Storming the Capitol: strange comparisons

Submitted by AWL on 12 January, 2021 - 11:13 Author: Jim Denham
Far-right protest at the Capitol

Ever since Trump’s election in 2016, there have been some on the left who’ve resisted the idea that he is anything particularly out of the ordinary in terms of US bourgeois democracy. In particular, many of these people deride any suggestion that Trump and the movement behind him can be considered fascist or “proto-fascist.”

Some of the people downplaying the Trump threat are, in fact, advocates of variants of third-period Stalinism – i.e. people who think Trump is, objectively, preferable to Hillary Clinton or Joe Biden.

It’s difficult to work out exactly where the Morning Star stands on this. The paper, like the US Communist Party, advocated a Biden vote, though regular contributor and leading Communist Party of Britain member Nick Wright argued, after the November election, that the Trump administration had been “delivering on its promises” to workers and that Biden’s victory represented a “restoration of the violent neoliberal order.”

The paper’s initial response to the storming of the Capitol was that “the most significant event... [was] the decision of Vice-President Mike Pence to throw his bloated boss overboard and line up with the Republican leadership... It was this, as much as anything else, which so enraged the mob and sharpened their sense of betrayal. In this, they have more finely tuned political instincts than the host of liberal commentators on both sides of the Atlantic who saw an existential threat to US ‘democracy’.”

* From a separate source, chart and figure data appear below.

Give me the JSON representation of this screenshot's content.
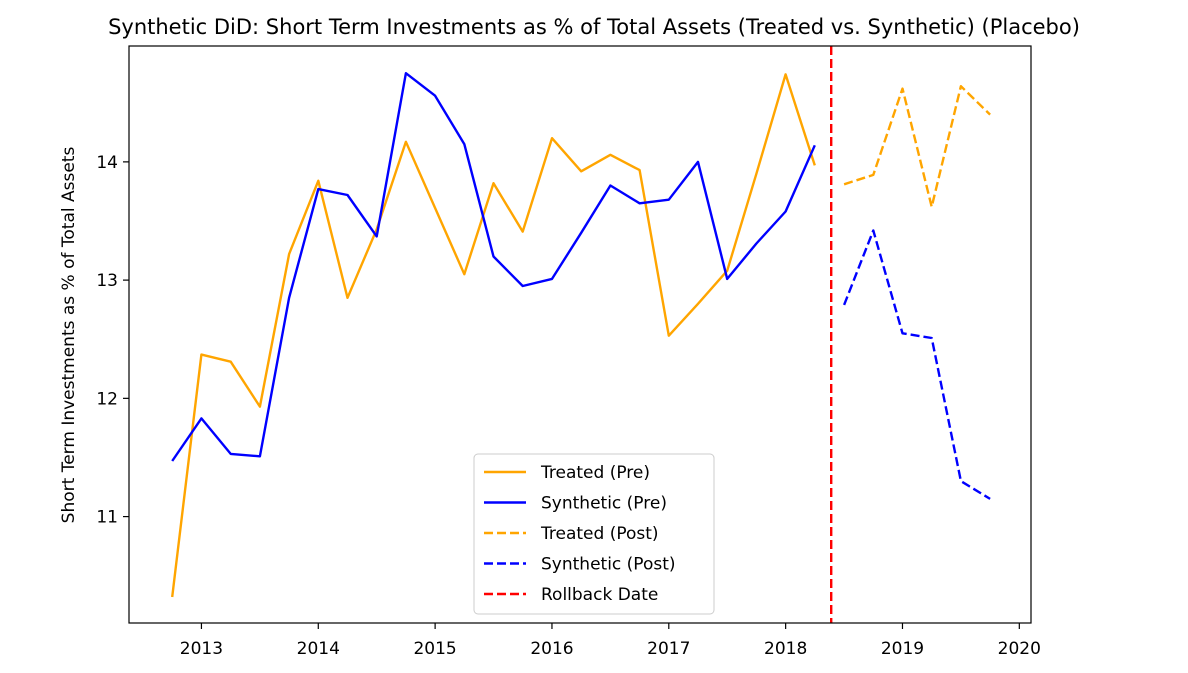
{
  "chart_data": {
    "type": "line",
    "title": "Synthetic DiD: Short Term Investments as % of Total Assets (Treated vs. Synthetic) (Placebo)",
    "xlabel": "",
    "ylabel": "Short Term Investments as % of Total Assets",
    "xlim": [
      2012.38,
      2020.1
    ],
    "ylim": [
      10.1,
      14.98
    ],
    "x_ticks": [
      2013,
      2014,
      2015,
      2016,
      2017,
      2018,
      2019,
      2020
    ],
    "y_ticks": [
      11,
      12,
      13,
      14
    ],
    "series": [
      {
        "name": "Treated (Pre)",
        "color": "#ffa500",
        "style": "solid",
        "x": [
          2012.75,
          2013.0,
          2013.25,
          2013.5,
          2013.75,
          2014.0,
          2014.25,
          2014.5,
          2014.75,
          2015.0,
          2015.25,
          2015.5,
          2015.75,
          2016.0,
          2016.25,
          2016.5,
          2016.75,
          2017.0,
          2017.25,
          2017.5,
          2017.75,
          2018.0,
          2018.25
        ],
        "y": [
          10.32,
          12.37,
          12.31,
          11.93,
          13.22,
          13.84,
          12.85,
          13.43,
          14.17,
          13.61,
          13.05,
          13.82,
          13.41,
          14.2,
          13.92,
          14.06,
          13.93,
          12.53,
          12.8,
          13.08,
          13.9,
          14.74,
          13.97
        ]
      },
      {
        "name": "Synthetic (Pre)",
        "color": "#0000ff",
        "style": "solid",
        "x": [
          2012.75,
          2013.0,
          2013.25,
          2013.5,
          2013.75,
          2014.0,
          2014.25,
          2014.5,
          2014.75,
          2015.0,
          2015.25,
          2015.5,
          2015.75,
          2016.0,
          2016.25,
          2016.5,
          2016.75,
          2017.0,
          2017.25,
          2017.5,
          2017.75,
          2018.0,
          2018.25
        ],
        "y": [
          11.47,
          11.83,
          11.53,
          11.51,
          12.85,
          13.77,
          13.72,
          13.37,
          14.75,
          14.56,
          14.15,
          13.2,
          12.95,
          13.01,
          13.4,
          13.8,
          13.65,
          13.68,
          14.0,
          13.01,
          13.31,
          13.58,
          14.14
        ]
      },
      {
        "name": "Treated (Post)",
        "color": "#ffa500",
        "style": "dashed",
        "x": [
          2018.5,
          2018.75,
          2019.0,
          2019.25,
          2019.5,
          2019.75
        ],
        "y": [
          13.81,
          13.89,
          14.62,
          13.62,
          14.64,
          14.4
        ]
      },
      {
        "name": "Synthetic (Post)",
        "color": "#0000ff",
        "style": "dashed",
        "x": [
          2018.5,
          2018.75,
          2019.0,
          2019.25,
          2019.5,
          2019.75
        ],
        "y": [
          12.79,
          13.42,
          12.55,
          12.51,
          11.3,
          11.15
        ]
      }
    ],
    "vline": {
      "name": "Rollback Date",
      "x": 2018.39,
      "color": "#ff0000",
      "style": "dashed"
    },
    "legend": {
      "placement": "lower-center",
      "entries": [
        {
          "label": "Treated (Pre)",
          "color": "#ffa500",
          "style": "solid"
        },
        {
          "label": "Synthetic (Pre)",
          "color": "#0000ff",
          "style": "solid"
        },
        {
          "label": "Treated (Post)",
          "color": "#ffa500",
          "style": "dashed"
        },
        {
          "label": "Synthetic (Post)",
          "color": "#0000ff",
          "style": "dashed"
        },
        {
          "label": "Rollback Date",
          "color": "#ff0000",
          "style": "dashed"
        }
      ]
    },
    "grid": false
  }
}
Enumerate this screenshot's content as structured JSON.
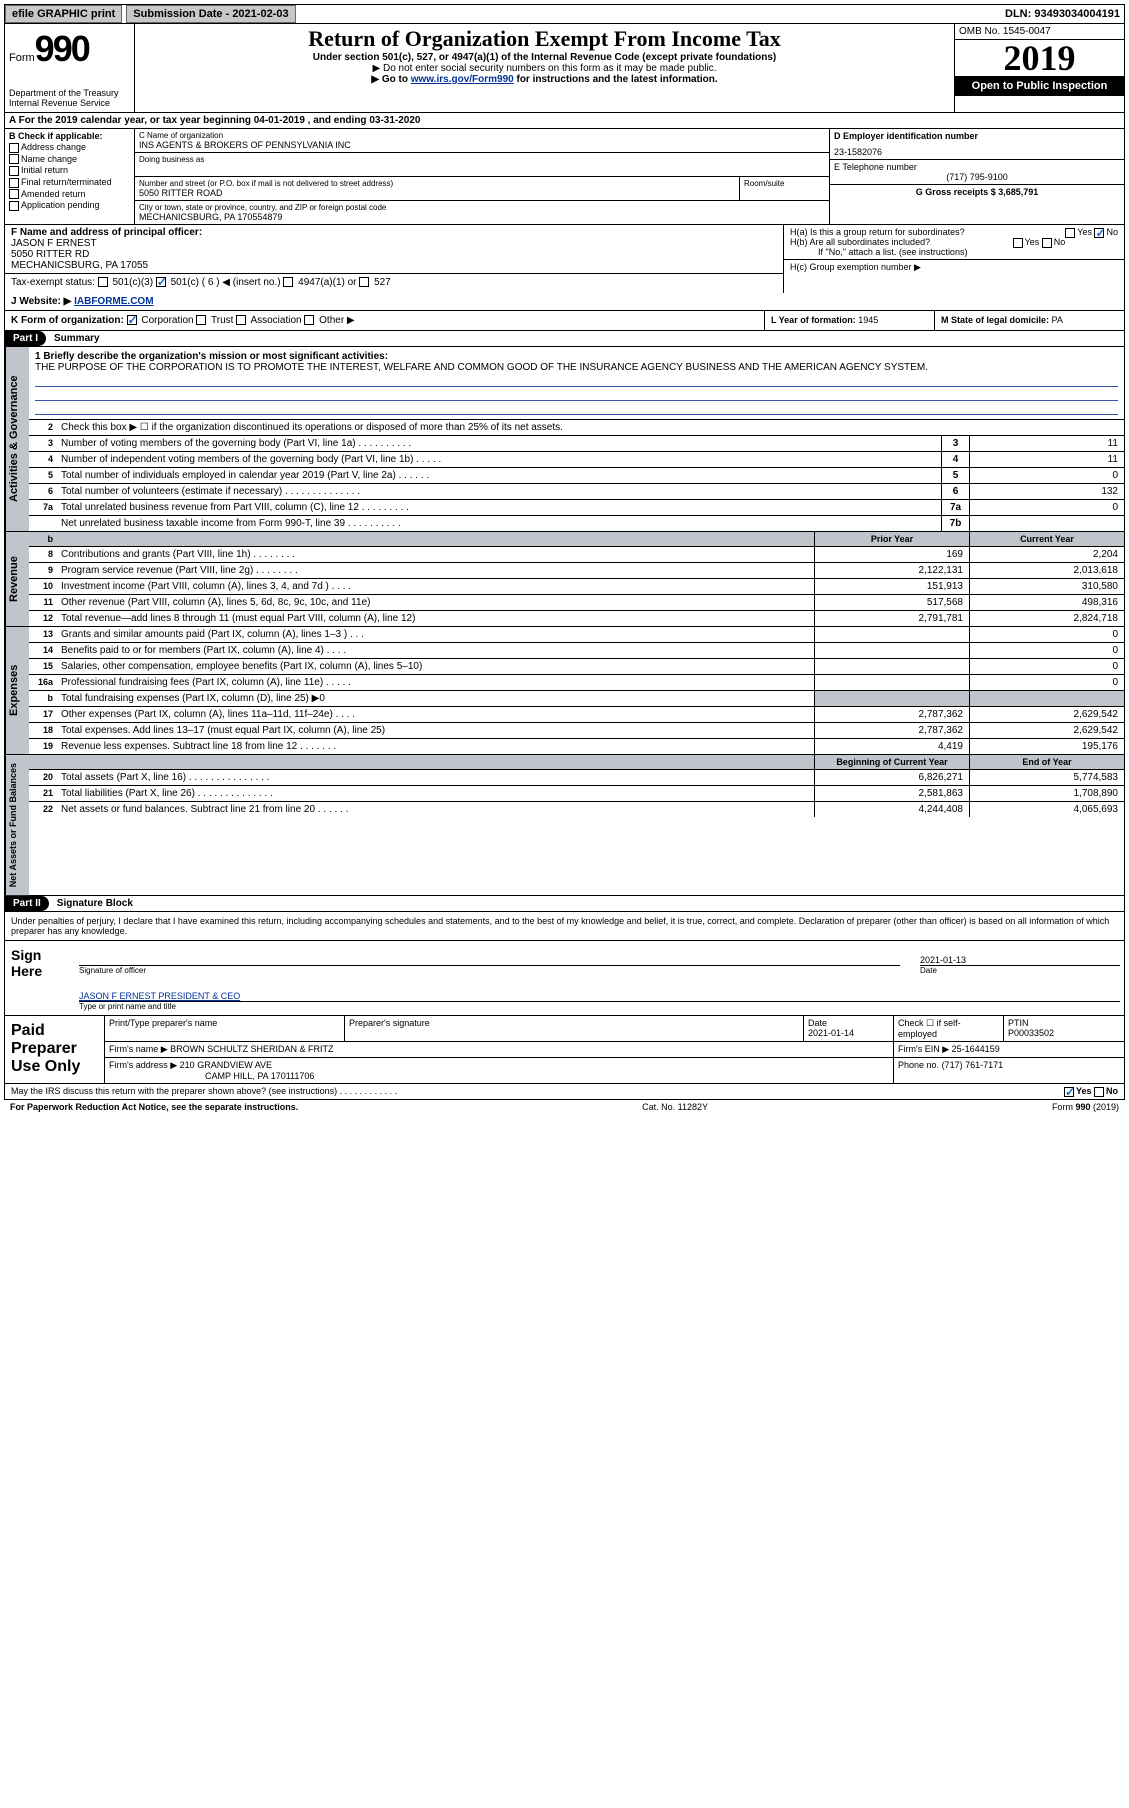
{
  "topbar": {
    "efile": "efile GRAPHIC print",
    "submission_label": "Submission Date - 2021-02-03",
    "dln": "DLN: 93493034004191"
  },
  "header": {
    "form_word": "Form",
    "form_num": "990",
    "dept": "Department of the Treasury\nInternal Revenue Service",
    "title": "Return of Organization Exempt From Income Tax",
    "sub1": "Under section 501(c), 527, or 4947(a)(1) of the Internal Revenue Code (except private foundations)",
    "sub2": "▶ Do not enter social security numbers on this form as it may be made public.",
    "sub3_pre": "▶ Go to ",
    "sub3_link": "www.irs.gov/Form990",
    "sub3_post": " for instructions and the latest information.",
    "omb": "OMB No. 1545-0047",
    "year": "2019",
    "open_pub": "Open to Public Inspection"
  },
  "row_a": "A For the 2019 calendar year, or tax year beginning 04-01-2019   , and ending 03-31-2020",
  "col_b": {
    "label": "B Check if applicable:",
    "items": [
      "Address change",
      "Name change",
      "Initial return",
      "Final return/terminated",
      "Amended return",
      "Application pending"
    ]
  },
  "col_c": {
    "name_lbl": "C Name of organization",
    "name": "INS AGENTS & BROKERS OF PENNSYLVANIA INC",
    "dba_lbl": "Doing business as",
    "addr_lbl": "Number and street (or P.O. box if mail is not delivered to street address)",
    "room_lbl": "Room/suite",
    "addr": "5050 RITTER ROAD",
    "city_lbl": "City or town, state or province, country, and ZIP or foreign postal code",
    "city": "MECHANICSBURG, PA  170554879"
  },
  "col_d": {
    "ein_lbl": "D Employer identification number",
    "ein": "23-1582076",
    "tel_lbl": "E Telephone number",
    "tel": "(717) 795-9100",
    "gross_lbl": "G Gross receipts $",
    "gross": "3,685,791"
  },
  "row_f": {
    "lbl": "F Name and address of principal officer:",
    "name": "JASON F ERNEST",
    "addr": "5050 RITTER RD\nMECHANICSBURG, PA  17055"
  },
  "row_h": {
    "ha": "H(a)  Is this a group return for subordinates?",
    "hb": "H(b)  Are all subordinates included?",
    "hb_note": "If \"No,\" attach a list. (see instructions)",
    "hc": "H(c)  Group exemption number ▶",
    "yes": "Yes",
    "no": "No"
  },
  "tax_status": {
    "lbl": "Tax-exempt status:",
    "o1": "501(c)(3)",
    "o2": "501(c) ( 6 ) ◀ (insert no.)",
    "o3": "4947(a)(1) or",
    "o4": "527"
  },
  "website": {
    "lbl": "J Website: ▶",
    "val": "IABFORME.COM"
  },
  "row_k": {
    "lbl": "K Form of organization:",
    "o1": "Corporation",
    "o2": "Trust",
    "o3": "Association",
    "o4": "Other ▶"
  },
  "row_l": {
    "lbl": "L Year of formation:",
    "val": "1945"
  },
  "row_m": {
    "lbl": "M State of legal domicile:",
    "val": "PA"
  },
  "part1": {
    "hdr": "Part I",
    "title": "Summary"
  },
  "summary": {
    "s1_lbl": "1  Briefly describe the organization's mission or most significant activities:",
    "s1_text": "THE PURPOSE OF THE CORPORATION IS TO PROMOTE THE INTEREST, WELFARE AND COMMON GOOD OF THE INSURANCE AGENCY BUSINESS AND THE AMERICAN AGENCY SYSTEM.",
    "s2": "Check this box ▶ ☐  if the organization discontinued its operations or disposed of more than 25% of its net assets.",
    "rows_act": [
      {
        "n": "3",
        "d": "Number of voting members of the governing body (Part VI, line 1a)  .  .  .  .  .  .  .  .  .  .",
        "b": "3",
        "v": "11"
      },
      {
        "n": "4",
        "d": "Number of independent voting members of the governing body (Part VI, line 1b)  .  .  .  .  .",
        "b": "4",
        "v": "11"
      },
      {
        "n": "5",
        "d": "Total number of individuals employed in calendar year 2019 (Part V, line 2a)  .  .  .  .  .  .",
        "b": "5",
        "v": "0"
      },
      {
        "n": "6",
        "d": "Total number of volunteers (estimate if necessary)   .  .  .  .  .  .  .  .  .  .  .  .  .  .",
        "b": "6",
        "v": "132"
      },
      {
        "n": "7a",
        "d": "Total unrelated business revenue from Part VIII, column (C), line 12  .  .  .  .  .  .  .  .  .",
        "b": "7a",
        "v": "0"
      },
      {
        "n": "",
        "d": "Net unrelated business taxable income from Form 990-T, line 39  .  .  .  .  .  .  .  .  .  .",
        "b": "7b",
        "v": ""
      }
    ],
    "col_hdr_prior": "Prior Year",
    "col_hdr_curr": "Current Year",
    "rows_rev": [
      {
        "n": "8",
        "d": "Contributions and grants (Part VIII, line 1h)  .  .  .  .  .  .  .  .",
        "p": "169",
        "c": "2,204"
      },
      {
        "n": "9",
        "d": "Program service revenue (Part VIII, line 2g)   .  .  .  .  .  .  .  .",
        "p": "2,122,131",
        "c": "2,013,618"
      },
      {
        "n": "10",
        "d": "Investment income (Part VIII, column (A), lines 3, 4, and 7d )  .  .  .  .",
        "p": "151,913",
        "c": "310,580"
      },
      {
        "n": "11",
        "d": "Other revenue (Part VIII, column (A), lines 5, 6d, 8c, 9c, 10c, and 11e)",
        "p": "517,568",
        "c": "498,316"
      },
      {
        "n": "12",
        "d": "Total revenue—add lines 8 through 11 (must equal Part VIII, column (A), line 12)",
        "p": "2,791,781",
        "c": "2,824,718"
      }
    ],
    "rows_exp": [
      {
        "n": "13",
        "d": "Grants and similar amounts paid (Part IX, column (A), lines 1–3 )  .  .  .",
        "p": "",
        "c": "0"
      },
      {
        "n": "14",
        "d": "Benefits paid to or for members (Part IX, column (A), line 4)  .  .  .  .",
        "p": "",
        "c": "0"
      },
      {
        "n": "15",
        "d": "Salaries, other compensation, employee benefits (Part IX, column (A), lines 5–10)",
        "p": "",
        "c": "0"
      },
      {
        "n": "16a",
        "d": "Professional fundraising fees (Part IX, column (A), line 11e)  .  .  .  .  .",
        "p": "",
        "c": "0"
      },
      {
        "n": "b",
        "d": "Total fundraising expenses (Part IX, column (D), line 25) ▶0",
        "p": "SHADE",
        "c": "SHADE"
      },
      {
        "n": "17",
        "d": "Other expenses (Part IX, column (A), lines 11a–11d, 11f–24e)  .  .  .  .",
        "p": "2,787,362",
        "c": "2,629,542"
      },
      {
        "n": "18",
        "d": "Total expenses. Add lines 13–17 (must equal Part IX, column (A), line 25)",
        "p": "2,787,362",
        "c": "2,629,542"
      },
      {
        "n": "19",
        "d": "Revenue less expenses. Subtract line 18 from line 12   .  .  .  .  .  .  .",
        "p": "4,419",
        "c": "195,176"
      }
    ],
    "col_hdr_beg": "Beginning of Current Year",
    "col_hdr_end": "End of Year",
    "rows_net": [
      {
        "n": "20",
        "d": "Total assets (Part X, line 16)  .  .  .  .  .  .  .  .  .  .  .  .  .  .  .",
        "p": "6,826,271",
        "c": "5,774,583"
      },
      {
        "n": "21",
        "d": "Total liabilities (Part X, line 26)  .  .  .  .  .  .  .  .  .  .  .  .  .  .",
        "p": "2,581,863",
        "c": "1,708,890"
      },
      {
        "n": "22",
        "d": "Net assets or fund balances. Subtract line 21 from line 20   .  .  .  .  .  .",
        "p": "4,244,408",
        "c": "4,065,693"
      }
    ],
    "side_act": "Activities & Governance",
    "side_rev": "Revenue",
    "side_exp": "Expenses",
    "side_net": "Net Assets or Fund Balances"
  },
  "part2": {
    "hdr": "Part II",
    "title": "Signature Block"
  },
  "sig": {
    "intro": "Under penalties of perjury, I declare that I have examined this return, including accompanying schedules and statements, and to the best of my knowledge and belief, it is true, correct, and complete. Declaration of preparer (other than officer) is based on all information of which preparer has any knowledge.",
    "sign_here": "Sign Here",
    "sig_of_officer": "Signature of officer",
    "date_lbl": "Date",
    "date": "2021-01-13",
    "name_title": "JASON F ERNEST PRESIDENT & CEO",
    "name_title_lbl": "Type or print name and title"
  },
  "paid": {
    "lbl": "Paid Preparer Use Only",
    "h1": "Print/Type preparer's name",
    "h2": "Preparer's signature",
    "h3": "Date",
    "h3v": "2021-01-14",
    "h4": "Check ☐ if self-employed",
    "h5": "PTIN",
    "h5v": "P00033502",
    "firm_lbl": "Firm's name    ▶",
    "firm": "BROWN SCHULTZ SHERIDAN & FRITZ",
    "ein_lbl": "Firm's EIN ▶",
    "ein": "25-1644159",
    "addr_lbl": "Firm's address ▶",
    "addr": "210 GRANDVIEW AVE",
    "addr2": "CAMP HILL, PA  170111706",
    "phone_lbl": "Phone no.",
    "phone": "(717) 761-7171"
  },
  "footer": {
    "q": "May the IRS discuss this return with the preparer shown above? (see instructions)  .  .  .  .  .  .  .  .  .  .  .  .",
    "yes": "Yes",
    "no": "No",
    "pra": "For Paperwork Reduction Act Notice, see the separate instructions.",
    "cat": "Cat. No. 11282Y",
    "form": "Form 990 (2019)"
  },
  "colors": {
    "link": "#003399",
    "shade": "#c0c5cc",
    "check": "#1464c8"
  }
}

The same editorial (8 January) went on to make some comparisons, the first with Boris Yeltsin in 1993, when he ordered tanks to fire on the Russian Parliament. The editorial describes that as “a real challenge to elected authority and constitutional order”, which it undoubtedly was. But the editorial neglects to inform us that this came after the Speaker and the Vice President incited armed gangs of protesters to attack the Ostankino television studio, the centre of Russia’s broadcast media, and the Moscow mayor’s office, as part of a campaign to overturn democratic reforms and return to Stalinist authoritarianism. That, of course, the real reason why the Morning Star hates Yeltsin. It’s also worth noting that for all the huge amount that must be said against him, Yeltsin was the first (and so far only) Russian leader to voluntarily give up power.

Next comes the extraordinary claim that “liberal opinion is reflected in a media that cheers on such manifestations if they are contrived in places like Hong Kong, which has a police force more responsive to elected authority than Washington DC, or Venezuela, where to become president requires a majority of votes.”

The grotesque comparison with Hong Kong should come as no surprise, given the paper’s unquestioning support for the Chinese state and its puppets in Hong Kong, but the reference to Venezuela is, perhaps, a little more appropriate (though not for the reason the Morning Star intended).

Despite Trump’s attempts to oust Venezuelan president Maduro, the two have a remarkably similar attitude to democracy: Maduro fraudulently manufactured a victory in May 2018 and then went on to ensure that prior to the December 2020 National Assembly election, the pro-government supreme court handed key opposition parties to politicians who were in league with him, effectively allowing the government to choose the opposition — something Trump would surely approve of.

After all this waffle and strange comparisons, the Morning Star smoothed the contradictions by concluding that none of it really matters very much: “However dangerous Trump’s emboldened fan base proves... Joe Biden’s succession was never threatened; Trump’s belated recognition of the fact was, after all, the denouement to this tragic farce.”